The Nancy Meckler-helmed production, based loosely around Peter Evans's book Nemesis, begins shortly before the assassination of US President John F Kennedy and largely focuses on "scoundrel" Aristo's desire for, and subsequent relationship with, Kennedy's widow Jackie. There are also nods to first wife Athina Livanos, mistress Maria Callas and even his children's nanny; however, there is notably little reference made to his daughter Christina. Instead Sherman chooses to base the rocky familial interplay with his heir apparent, Alexandro.
Gawn Grainger is stand-out in his role as Onassis's chief confidante Costa, an omnipotent Zeus to Onassis's Achilles, both accurately contextualising the narrative and providing a thoroughly believable chemistry with Lindsay.

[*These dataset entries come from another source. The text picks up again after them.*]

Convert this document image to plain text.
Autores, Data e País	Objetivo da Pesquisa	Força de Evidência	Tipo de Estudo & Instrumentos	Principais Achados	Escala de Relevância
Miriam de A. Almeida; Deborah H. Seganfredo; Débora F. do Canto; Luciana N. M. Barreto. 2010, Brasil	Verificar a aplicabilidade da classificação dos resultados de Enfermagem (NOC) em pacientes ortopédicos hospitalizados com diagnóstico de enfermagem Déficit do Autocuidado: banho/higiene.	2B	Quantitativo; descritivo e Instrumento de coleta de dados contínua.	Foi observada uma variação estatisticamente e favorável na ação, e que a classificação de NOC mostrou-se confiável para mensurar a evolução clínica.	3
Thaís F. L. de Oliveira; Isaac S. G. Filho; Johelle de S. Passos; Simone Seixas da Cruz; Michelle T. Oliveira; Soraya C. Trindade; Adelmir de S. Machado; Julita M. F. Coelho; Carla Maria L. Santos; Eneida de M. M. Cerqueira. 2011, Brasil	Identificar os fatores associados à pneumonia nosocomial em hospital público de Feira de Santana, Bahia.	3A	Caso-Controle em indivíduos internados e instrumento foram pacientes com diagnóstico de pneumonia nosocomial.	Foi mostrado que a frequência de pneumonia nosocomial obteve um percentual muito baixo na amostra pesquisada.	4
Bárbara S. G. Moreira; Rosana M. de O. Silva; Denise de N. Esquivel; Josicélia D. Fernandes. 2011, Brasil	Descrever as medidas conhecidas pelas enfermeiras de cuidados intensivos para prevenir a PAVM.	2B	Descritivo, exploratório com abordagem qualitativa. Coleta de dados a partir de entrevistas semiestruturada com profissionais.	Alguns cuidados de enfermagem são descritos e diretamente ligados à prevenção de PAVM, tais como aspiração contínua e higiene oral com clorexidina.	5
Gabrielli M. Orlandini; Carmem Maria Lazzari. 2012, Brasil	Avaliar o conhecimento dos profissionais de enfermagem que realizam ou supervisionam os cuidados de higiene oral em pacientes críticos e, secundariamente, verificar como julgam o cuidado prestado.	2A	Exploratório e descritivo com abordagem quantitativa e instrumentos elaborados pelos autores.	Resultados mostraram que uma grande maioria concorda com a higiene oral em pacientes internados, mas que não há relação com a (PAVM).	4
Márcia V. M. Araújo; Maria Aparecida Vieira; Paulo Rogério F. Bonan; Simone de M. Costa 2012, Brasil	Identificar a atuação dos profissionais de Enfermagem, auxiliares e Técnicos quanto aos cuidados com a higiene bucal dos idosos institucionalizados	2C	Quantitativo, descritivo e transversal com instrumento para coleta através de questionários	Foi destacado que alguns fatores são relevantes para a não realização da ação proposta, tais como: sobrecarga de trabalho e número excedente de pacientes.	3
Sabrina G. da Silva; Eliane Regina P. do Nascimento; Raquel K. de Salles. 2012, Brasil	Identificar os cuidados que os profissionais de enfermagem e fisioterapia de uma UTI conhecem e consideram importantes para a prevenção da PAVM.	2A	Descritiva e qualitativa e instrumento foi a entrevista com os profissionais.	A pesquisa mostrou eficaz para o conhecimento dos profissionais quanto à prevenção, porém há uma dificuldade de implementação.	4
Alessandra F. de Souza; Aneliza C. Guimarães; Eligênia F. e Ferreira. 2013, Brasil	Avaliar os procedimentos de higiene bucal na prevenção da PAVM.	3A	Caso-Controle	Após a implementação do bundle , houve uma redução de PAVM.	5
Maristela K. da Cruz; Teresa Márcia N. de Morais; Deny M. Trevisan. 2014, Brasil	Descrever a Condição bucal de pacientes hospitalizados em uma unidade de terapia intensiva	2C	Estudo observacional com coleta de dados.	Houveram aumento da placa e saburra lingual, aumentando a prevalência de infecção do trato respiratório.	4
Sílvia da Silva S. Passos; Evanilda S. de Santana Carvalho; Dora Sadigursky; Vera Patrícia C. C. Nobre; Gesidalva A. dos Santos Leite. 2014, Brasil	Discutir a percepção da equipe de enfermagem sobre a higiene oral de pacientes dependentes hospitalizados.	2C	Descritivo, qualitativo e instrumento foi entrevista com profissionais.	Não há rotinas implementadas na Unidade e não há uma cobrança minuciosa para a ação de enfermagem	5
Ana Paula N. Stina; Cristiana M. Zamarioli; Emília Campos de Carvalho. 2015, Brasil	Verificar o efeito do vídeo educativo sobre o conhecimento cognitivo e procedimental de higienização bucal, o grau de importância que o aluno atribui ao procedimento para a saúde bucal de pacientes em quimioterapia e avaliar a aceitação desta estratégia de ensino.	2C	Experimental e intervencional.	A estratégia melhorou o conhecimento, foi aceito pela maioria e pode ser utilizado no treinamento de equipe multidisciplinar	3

In the years between the play's initial debut and its current incarnation, Sherman reportedly took pains to refine his work. While it's clear that there have been some important alterations, the most glaringly absent is a real lack of character development. Throughout the entirety of the play, there are only brief glimpses into the darker side of Onassis's psyche, and each time we start to look a little more deeply into what he is capable of, Meckler's Greek chorus is quick to diffuse it with a semi-contrived joviality.Where this carousing bunch of associates does succeed is in the layering of ideas, invoking the mythical both in terms of their taverna as a limbo between Gods and men and the psychological impact of this devil/angel scenario. Indeed Sherman deftly combines Onassis's well documented fascination with the Olympian deities and the Oedipal ideas of fate and free will with the conspiracy theories surrounding the deaths of John F Kennedy and his brother Bobby, to continually challenge these fatalistic ideas.Passion, sex and violence are all intricately packaged together with the characters' 'Greek-ness', perhaps none more so than Anna Francolini's Maria Callas. She is the only female character capable of equalling that of her lover Ari and for the little time she actually spends on stage, her raw yet powerful character is far more developed than her male counterpart.
If nothing else, the play successfully postulates whether passion and power can ever be mutually exclusive in modern society - and ultimately that if you fall prey to both, you will eventually be consumed by them. Put quite succinctly by Dimitra, "nothing is certain except for this; the Gods will f**ck you up."